Certes, le recueil consacre lui aussi à la mode en faisant parader des cortèges de soumises encadrées par des dominants de circonstance qui manient, avec plus ou moins de dextérité, leurs fouets, martinets et autres instruments de torture, un troupeau qui fait le bonheur des éditeurs depuis le succès de qui l’on sait et qui s’invite dans le moindre petit texte à ambition érotique.
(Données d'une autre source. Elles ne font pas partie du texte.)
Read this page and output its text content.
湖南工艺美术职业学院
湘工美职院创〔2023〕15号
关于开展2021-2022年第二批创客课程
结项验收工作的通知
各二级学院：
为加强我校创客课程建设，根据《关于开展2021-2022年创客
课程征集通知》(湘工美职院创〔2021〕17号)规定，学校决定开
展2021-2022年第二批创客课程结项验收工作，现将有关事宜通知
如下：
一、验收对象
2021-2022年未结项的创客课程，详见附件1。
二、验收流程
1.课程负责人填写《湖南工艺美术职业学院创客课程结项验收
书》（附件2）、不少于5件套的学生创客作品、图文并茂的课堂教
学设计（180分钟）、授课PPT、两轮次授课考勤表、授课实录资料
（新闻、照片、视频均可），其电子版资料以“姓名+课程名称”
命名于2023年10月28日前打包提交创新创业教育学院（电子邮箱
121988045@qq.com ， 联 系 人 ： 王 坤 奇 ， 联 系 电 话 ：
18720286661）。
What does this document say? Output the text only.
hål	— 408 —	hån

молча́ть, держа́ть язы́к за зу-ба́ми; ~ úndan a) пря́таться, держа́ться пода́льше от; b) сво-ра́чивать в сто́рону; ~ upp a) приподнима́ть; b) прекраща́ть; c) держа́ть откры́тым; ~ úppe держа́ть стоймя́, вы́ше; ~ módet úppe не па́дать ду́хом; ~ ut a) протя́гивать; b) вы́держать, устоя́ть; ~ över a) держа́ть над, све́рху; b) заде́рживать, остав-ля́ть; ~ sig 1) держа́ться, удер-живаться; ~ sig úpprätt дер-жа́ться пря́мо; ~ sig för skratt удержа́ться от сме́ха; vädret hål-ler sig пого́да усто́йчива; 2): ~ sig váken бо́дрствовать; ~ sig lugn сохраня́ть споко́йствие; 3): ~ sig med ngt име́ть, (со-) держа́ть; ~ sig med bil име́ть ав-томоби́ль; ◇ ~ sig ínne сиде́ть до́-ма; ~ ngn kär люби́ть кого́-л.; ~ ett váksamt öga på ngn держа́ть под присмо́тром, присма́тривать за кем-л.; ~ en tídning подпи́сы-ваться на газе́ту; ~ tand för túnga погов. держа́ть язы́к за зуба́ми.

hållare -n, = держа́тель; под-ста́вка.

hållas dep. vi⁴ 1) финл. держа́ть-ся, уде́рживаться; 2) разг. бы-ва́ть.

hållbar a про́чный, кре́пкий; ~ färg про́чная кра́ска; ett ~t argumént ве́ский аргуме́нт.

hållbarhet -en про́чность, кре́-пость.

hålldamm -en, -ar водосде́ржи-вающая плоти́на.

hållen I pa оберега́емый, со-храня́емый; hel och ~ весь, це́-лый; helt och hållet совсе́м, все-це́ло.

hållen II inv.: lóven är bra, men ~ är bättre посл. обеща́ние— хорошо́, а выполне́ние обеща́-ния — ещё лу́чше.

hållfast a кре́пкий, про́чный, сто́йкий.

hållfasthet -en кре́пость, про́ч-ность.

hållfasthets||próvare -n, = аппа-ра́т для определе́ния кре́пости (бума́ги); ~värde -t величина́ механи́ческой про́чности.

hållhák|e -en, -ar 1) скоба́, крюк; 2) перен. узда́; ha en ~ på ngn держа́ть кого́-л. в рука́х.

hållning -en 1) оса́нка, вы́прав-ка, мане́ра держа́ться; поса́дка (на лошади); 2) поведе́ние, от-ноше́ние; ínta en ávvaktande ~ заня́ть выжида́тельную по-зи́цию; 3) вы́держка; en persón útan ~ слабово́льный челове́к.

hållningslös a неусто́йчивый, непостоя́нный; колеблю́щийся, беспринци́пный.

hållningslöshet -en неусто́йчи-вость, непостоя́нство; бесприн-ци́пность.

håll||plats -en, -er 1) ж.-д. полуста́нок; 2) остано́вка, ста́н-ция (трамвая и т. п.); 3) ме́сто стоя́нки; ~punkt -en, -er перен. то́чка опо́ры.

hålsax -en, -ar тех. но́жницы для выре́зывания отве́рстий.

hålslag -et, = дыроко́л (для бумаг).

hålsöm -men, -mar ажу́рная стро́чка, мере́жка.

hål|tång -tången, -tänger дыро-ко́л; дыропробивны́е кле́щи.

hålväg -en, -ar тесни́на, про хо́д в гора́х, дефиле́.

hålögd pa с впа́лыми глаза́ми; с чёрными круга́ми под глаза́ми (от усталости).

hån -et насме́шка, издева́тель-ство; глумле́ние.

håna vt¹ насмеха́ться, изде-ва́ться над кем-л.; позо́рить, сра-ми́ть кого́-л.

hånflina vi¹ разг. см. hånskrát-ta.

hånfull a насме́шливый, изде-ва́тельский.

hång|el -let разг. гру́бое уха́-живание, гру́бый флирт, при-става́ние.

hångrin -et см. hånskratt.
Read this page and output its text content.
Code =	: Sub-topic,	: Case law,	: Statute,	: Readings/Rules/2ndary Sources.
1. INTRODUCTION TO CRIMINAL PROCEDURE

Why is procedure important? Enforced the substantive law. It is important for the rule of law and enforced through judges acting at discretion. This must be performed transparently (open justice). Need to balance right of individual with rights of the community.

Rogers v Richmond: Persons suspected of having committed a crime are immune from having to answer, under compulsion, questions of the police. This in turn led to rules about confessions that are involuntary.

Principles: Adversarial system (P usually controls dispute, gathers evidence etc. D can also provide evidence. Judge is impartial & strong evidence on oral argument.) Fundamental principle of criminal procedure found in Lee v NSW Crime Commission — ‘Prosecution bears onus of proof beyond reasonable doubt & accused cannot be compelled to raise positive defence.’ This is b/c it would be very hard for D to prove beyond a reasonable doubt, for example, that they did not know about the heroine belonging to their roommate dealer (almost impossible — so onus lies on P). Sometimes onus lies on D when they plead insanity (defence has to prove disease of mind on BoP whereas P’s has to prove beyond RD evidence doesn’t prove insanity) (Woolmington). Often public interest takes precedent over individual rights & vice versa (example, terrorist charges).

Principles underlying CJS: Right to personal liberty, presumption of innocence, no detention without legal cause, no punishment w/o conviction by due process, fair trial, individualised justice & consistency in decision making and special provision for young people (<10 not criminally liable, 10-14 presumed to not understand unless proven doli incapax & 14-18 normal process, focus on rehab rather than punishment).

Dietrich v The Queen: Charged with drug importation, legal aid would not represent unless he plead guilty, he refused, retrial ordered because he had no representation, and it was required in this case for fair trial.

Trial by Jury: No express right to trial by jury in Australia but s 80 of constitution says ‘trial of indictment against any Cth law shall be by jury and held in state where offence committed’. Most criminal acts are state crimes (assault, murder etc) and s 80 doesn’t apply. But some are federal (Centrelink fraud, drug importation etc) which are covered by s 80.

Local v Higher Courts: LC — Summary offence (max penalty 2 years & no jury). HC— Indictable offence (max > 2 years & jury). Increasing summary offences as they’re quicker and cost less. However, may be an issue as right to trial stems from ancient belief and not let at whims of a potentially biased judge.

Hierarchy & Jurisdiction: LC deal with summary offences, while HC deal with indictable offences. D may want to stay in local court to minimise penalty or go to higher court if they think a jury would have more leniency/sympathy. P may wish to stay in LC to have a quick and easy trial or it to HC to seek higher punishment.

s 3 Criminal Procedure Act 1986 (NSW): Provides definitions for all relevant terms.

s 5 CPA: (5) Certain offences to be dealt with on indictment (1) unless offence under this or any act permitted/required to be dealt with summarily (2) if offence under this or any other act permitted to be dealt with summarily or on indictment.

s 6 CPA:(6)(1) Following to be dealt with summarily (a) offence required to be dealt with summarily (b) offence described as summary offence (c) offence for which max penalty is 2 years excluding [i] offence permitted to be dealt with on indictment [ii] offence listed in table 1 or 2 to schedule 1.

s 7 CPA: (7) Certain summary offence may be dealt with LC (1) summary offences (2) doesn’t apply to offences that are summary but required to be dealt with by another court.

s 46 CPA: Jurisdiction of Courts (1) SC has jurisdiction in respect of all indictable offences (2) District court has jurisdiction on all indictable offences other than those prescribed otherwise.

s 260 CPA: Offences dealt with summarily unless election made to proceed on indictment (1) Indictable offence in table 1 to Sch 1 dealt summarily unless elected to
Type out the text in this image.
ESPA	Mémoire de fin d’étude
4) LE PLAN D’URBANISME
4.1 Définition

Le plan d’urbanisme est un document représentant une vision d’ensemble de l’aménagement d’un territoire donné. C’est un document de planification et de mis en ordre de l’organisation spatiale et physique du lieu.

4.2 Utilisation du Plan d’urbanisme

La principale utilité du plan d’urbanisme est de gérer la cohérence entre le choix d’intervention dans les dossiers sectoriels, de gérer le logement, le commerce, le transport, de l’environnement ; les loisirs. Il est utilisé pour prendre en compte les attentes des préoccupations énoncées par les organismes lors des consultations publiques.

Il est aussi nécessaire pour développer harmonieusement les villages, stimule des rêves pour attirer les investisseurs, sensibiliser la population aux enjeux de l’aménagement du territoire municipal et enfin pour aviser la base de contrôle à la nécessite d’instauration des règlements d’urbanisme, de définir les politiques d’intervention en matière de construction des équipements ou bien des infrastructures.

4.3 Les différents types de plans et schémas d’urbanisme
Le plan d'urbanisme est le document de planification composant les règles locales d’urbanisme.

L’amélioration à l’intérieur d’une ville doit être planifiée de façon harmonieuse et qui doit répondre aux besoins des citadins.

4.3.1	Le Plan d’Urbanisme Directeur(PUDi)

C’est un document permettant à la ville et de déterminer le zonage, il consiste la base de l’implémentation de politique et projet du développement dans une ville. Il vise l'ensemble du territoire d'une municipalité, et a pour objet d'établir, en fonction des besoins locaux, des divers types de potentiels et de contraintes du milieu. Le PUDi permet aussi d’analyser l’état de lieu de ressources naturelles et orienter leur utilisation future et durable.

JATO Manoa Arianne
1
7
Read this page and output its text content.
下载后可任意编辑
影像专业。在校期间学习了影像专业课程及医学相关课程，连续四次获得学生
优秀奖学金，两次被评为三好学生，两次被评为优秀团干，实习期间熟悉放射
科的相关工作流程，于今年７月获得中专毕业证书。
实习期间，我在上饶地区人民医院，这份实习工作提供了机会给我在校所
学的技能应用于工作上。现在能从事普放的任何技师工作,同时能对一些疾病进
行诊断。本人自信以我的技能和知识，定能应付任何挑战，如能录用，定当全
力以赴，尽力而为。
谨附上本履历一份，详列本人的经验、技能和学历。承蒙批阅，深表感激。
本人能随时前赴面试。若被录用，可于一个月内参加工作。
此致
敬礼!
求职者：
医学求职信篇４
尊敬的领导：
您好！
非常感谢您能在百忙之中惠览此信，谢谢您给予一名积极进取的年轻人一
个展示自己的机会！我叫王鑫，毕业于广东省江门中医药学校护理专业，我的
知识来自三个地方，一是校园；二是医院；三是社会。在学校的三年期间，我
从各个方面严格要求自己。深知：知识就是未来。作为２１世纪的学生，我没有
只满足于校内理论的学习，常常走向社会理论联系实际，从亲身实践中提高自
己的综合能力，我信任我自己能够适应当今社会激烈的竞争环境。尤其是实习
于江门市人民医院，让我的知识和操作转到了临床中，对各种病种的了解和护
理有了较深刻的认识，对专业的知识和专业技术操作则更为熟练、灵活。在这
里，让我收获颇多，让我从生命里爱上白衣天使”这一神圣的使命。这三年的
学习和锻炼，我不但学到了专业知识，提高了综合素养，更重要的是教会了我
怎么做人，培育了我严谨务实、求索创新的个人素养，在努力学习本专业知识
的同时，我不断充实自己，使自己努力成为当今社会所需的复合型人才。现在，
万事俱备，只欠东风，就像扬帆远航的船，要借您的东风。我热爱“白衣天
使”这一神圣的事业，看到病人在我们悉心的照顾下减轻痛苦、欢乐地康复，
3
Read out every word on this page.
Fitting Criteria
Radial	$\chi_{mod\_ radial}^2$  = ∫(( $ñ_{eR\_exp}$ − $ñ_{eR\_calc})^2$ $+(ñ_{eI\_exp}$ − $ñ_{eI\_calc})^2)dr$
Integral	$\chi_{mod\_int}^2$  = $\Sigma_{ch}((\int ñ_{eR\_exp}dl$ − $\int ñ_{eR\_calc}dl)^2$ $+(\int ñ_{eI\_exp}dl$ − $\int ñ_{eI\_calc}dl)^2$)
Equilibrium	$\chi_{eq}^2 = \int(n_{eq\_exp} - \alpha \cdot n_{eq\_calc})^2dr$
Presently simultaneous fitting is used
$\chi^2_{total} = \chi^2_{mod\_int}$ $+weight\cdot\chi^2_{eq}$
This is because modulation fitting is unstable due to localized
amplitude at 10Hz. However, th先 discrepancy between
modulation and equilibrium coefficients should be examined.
La plupart de ces textes-là manque pourtant cruellement de vie et on aimerait les voir prendre le chemin sans retour du pilon, mais on pardonne aisément de tels dérapages à une auteure qui a su inventer le personnage de Christian / Clarisse, protagoniste de L’amante travestie dont on ne sait d’abord s’il faut en rire ou en pleurer, avant de céder finalement à une profonde tristesse devant une vie gâchée qui essaie de se hisser de sa misère avant de finalement sombrer, en silence, dans l’oubli ; une auteure qui a imaginé Roxana, l’Amante au miroir, une femme entre deux âges, une cougar selon la taxonomie du tendre à l’ordre du jour, ravissante, joueuse, obsédée par son pouvoir de séduction au point de s’entourer de miroirs lui permettant d’anéantir tout signe annonciateur de la déchéance, trop faible pourtant pour résister à la tentation – fatale – quand elle se présente sous les traits d’un jeune homme charmant ; une auteure qui sait sonder les eaux troubles des sites de rencontre, des sites où se terrent les sorcières modernes avec leurs philtres irrésistibles aux effets qu’on n’est pas près d’oublier.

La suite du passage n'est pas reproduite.